The whole moon and the whole sky find room enough in a single dewdrop...
                             —Dōgen, Conversations

So now that we have thought about the philosophical implications of presence and absence, let's realize that all human experience is dynamic. It moves. It changes. Even looking at a cube (or my food dish) is never a static operation. Let's continue with Professor Robert Sokolowski's explanation of that (seemingly) simple cube.

Let us return to the experience of the cube. At a given moment, only certain sides of the cube are presented to me, and the others are absent. 

[b] Dynamic RF
But I know that I can either walk around the cube or turn the cube around and the absent sides will come into view, while the present sides go out of view. My perception is dynamic, not static; even if I just look at one side of the cube, the saccadic motion of my eyes introduces a kind of searching mobility that I am not even aware of. 
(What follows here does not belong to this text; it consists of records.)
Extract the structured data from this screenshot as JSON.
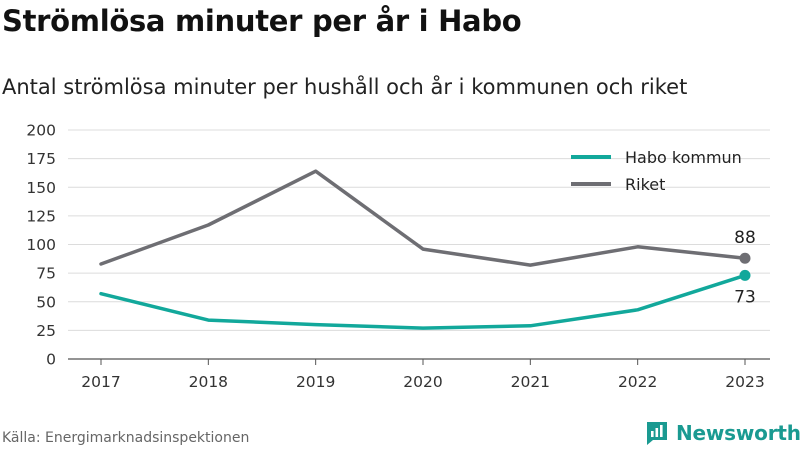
{
  "header": {
    "title": "Strömlösa minuter per år i Habo",
    "subtitle": "Antal strömlösa minuter per hushåll och år i kommunen och riket"
  },
  "footer": {
    "source": "Källa: Energimarknadsinspektionen",
    "brand": "Newsworthy"
  },
  "chart_data": {
    "type": "line",
    "title": "Strömlösa minuter per år i Habo",
    "subtitle": "Antal strömlösa minuter per hushåll och år i kommunen och riket",
    "x": [
      "2017",
      "2018",
      "2019",
      "2020",
      "2021",
      "2022",
      "2023"
    ],
    "ylim": [
      0,
      200
    ],
    "yticks": [
      0,
      25,
      50,
      75,
      100,
      125,
      150,
      175,
      200
    ],
    "grid": true,
    "legend_position": "top-right",
    "series": [
      {
        "name": "Habo kommun",
        "color": "#12a89b",
        "values": [
          57,
          34,
          30,
          27,
          29,
          43,
          73
        ],
        "end_label": "73"
      },
      {
        "name": "Riket",
        "color": "#6e6e73",
        "values": [
          83,
          117,
          164,
          96,
          82,
          98,
          88
        ],
        "end_label": "88"
      }
    ]
  }
}
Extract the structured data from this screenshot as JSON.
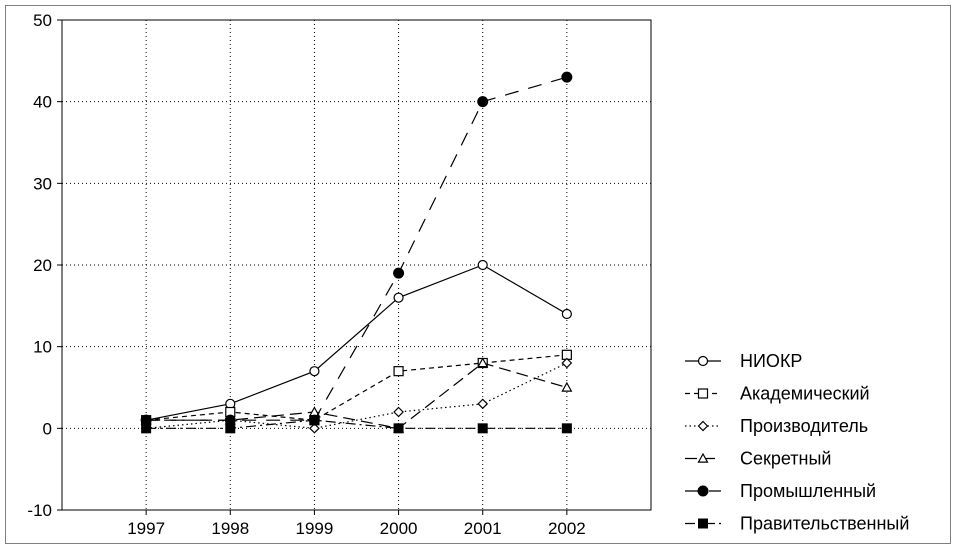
{
  "chart_data": {
    "type": "line",
    "title": "",
    "xlabel": "",
    "ylabel": "",
    "categories": [
      "1997",
      "1998",
      "1999",
      "2000",
      "2001",
      "2002"
    ],
    "ylim": [
      -10,
      50
    ],
    "y_ticks": [
      "-10",
      "0",
      "10",
      "20",
      "30",
      "40",
      "50"
    ],
    "grid": true,
    "legend_position": "right-bottom",
    "series": [
      {
        "name": "НИОКР",
        "marker": "open-circle",
        "dash": "solid",
        "values": [
          1,
          3,
          7,
          16,
          20,
          14
        ]
      },
      {
        "name": "Академический",
        "marker": "open-square",
        "dash": "dashed",
        "values": [
          1,
          2,
          1,
          7,
          8,
          9
        ]
      },
      {
        "name": "Производитель",
        "marker": "open-diamond",
        "dash": "dotted",
        "values": [
          0,
          1,
          0,
          2,
          3,
          8
        ]
      },
      {
        "name": "Секретный",
        "marker": "open-triangle",
        "dash": "long-dash",
        "values": [
          1,
          1,
          2,
          0,
          8,
          5
        ]
      },
      {
        "name": "Промышленный",
        "marker": "filled-circle",
        "dash": "long-dash-gap",
        "values": [
          1,
          1,
          1,
          19,
          40,
          43
        ]
      },
      {
        "name": "Правительственный",
        "marker": "filled-square",
        "dash": "dash-dot",
        "values": [
          0,
          0,
          1,
          0,
          0,
          0
        ]
      }
    ]
  }
}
As I turn the cube or walk around it, the potentially perceived becomes the actually perceived, and the actually perceived slips into absence; it becomes that which has been seen, that which is again only potentially seen...the empty intentions become filled and the filled become empty. [1]

Whoa! Hold it right there, perfesser. You mean to say that my experience is moving, turning, twisting, and becoming? [This is a Phenomenology Kitten Rhetorical Question, hereafter PKRQ]. Well, yup, it is, and in several ways. We see the world, and then think about that seen world...even when we can't see it.

The implications for history, anthropology, sociology, economics, and everything else are, well, utterly phenomenal. 

And that is why they call me "Phenomenology Kitten" (all is wonder)...

[c] Perception RF
Notes
[1] Robert Sokolowski, Introduction to Phenomenology (Cambridge: Cambridge University Press, 2000), 18. Italics mine.

Bibliography
Sokolowski, Robert. Introduction to Phenomenology. Cambridge: Cambridge University Press, 2000.